The first question is an independent filmmaker in Austin, who likes Brian Ross’ work on the news, and Dan agrees that Brian Ross does good work. There are exceptions out there who do good investigative work out there, and Dan thinks it’s important that the people they work for hear from the people who appreciate it.
Oh, there is a microphone, and a bunch of people waiting in line to ask questions! Next question is if the press isn’t willing to ask the questions, how can people get access to ask the questions themselves.
Jane answers that there isn’t really much access, as George W. Bush has about one press conference in every 6 months. Dan adds that it’s very hard to tell Presidents that they need to have more press conferences, although they should. But basically as the heat turns on, Presidents and their administrations become afraid, so they have fewer of them. It’s the same fear that journalists have of not being in the “inside”.

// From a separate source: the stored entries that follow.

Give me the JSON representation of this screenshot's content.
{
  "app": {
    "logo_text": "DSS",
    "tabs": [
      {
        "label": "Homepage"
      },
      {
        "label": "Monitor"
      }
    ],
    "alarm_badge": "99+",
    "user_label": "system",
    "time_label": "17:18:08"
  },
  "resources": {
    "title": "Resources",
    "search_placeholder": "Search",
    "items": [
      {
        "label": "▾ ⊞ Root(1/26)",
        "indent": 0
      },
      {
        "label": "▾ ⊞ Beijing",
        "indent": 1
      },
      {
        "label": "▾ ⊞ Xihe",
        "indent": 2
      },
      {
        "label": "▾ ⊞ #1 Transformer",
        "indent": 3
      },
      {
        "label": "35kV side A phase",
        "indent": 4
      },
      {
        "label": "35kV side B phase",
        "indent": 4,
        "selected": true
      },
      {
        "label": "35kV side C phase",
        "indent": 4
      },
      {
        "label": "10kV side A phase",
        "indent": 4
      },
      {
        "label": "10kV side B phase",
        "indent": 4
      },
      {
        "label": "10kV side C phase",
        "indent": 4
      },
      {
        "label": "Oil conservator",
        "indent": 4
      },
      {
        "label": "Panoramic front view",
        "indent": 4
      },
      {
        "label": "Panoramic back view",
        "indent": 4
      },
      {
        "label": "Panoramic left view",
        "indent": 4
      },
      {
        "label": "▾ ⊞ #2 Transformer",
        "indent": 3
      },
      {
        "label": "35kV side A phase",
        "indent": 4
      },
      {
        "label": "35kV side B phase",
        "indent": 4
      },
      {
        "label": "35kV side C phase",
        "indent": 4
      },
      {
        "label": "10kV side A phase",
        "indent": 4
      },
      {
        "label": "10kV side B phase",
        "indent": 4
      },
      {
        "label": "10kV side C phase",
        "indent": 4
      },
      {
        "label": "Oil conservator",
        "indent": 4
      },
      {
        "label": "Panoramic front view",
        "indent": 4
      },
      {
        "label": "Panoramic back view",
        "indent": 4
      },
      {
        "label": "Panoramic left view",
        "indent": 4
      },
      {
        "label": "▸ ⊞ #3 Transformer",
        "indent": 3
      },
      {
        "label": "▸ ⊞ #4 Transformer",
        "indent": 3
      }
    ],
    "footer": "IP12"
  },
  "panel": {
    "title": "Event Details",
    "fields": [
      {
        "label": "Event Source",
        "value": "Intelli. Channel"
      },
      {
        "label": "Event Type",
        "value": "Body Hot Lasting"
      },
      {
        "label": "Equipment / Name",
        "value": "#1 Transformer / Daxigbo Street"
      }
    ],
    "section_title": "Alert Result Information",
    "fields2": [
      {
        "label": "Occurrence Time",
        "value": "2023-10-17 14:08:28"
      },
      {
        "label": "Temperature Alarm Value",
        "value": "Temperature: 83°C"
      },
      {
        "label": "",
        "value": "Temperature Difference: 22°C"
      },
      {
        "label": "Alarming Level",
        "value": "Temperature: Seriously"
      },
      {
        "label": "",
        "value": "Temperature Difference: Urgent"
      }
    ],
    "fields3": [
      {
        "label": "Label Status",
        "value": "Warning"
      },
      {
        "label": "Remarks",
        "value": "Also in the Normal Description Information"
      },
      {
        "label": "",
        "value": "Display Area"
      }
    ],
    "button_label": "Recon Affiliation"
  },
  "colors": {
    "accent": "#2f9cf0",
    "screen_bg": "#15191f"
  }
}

Dan is going to leave us with a few thoughts. A plug for high definition television as he now works with HDNet. And a question for Jane, “on the whole, and taking into account that bloggers on all sides of the politically divide, do you think think political blogging helps pull us together or push us apart as a society.”
Jane says that’s a good question and says it allows people to share their viewpoints. There is a debate that goes on that allows people to have a discourse with the various sides that doesn’t exist in other mediums, so it allows for clarification of opinion. She thinks that the powers that push and pull exist on a much greater level, so blogs probably aren’t influencing it that much.
Dan then says that stuff that happens 3,000 miles away seems to not really exist because it’s so far away. Television can seem like it makes things smaller than they really are. Larger TV screens and better definition can help that, but that we can’t think of the United States as the center of the world and universe. We can be leaders, but we have to get rid of the illusions that things happening far away are illusions. The war happening is real. If you only see small pictures of it or read about it, it descends into a video game in your mind. Fight that illusion.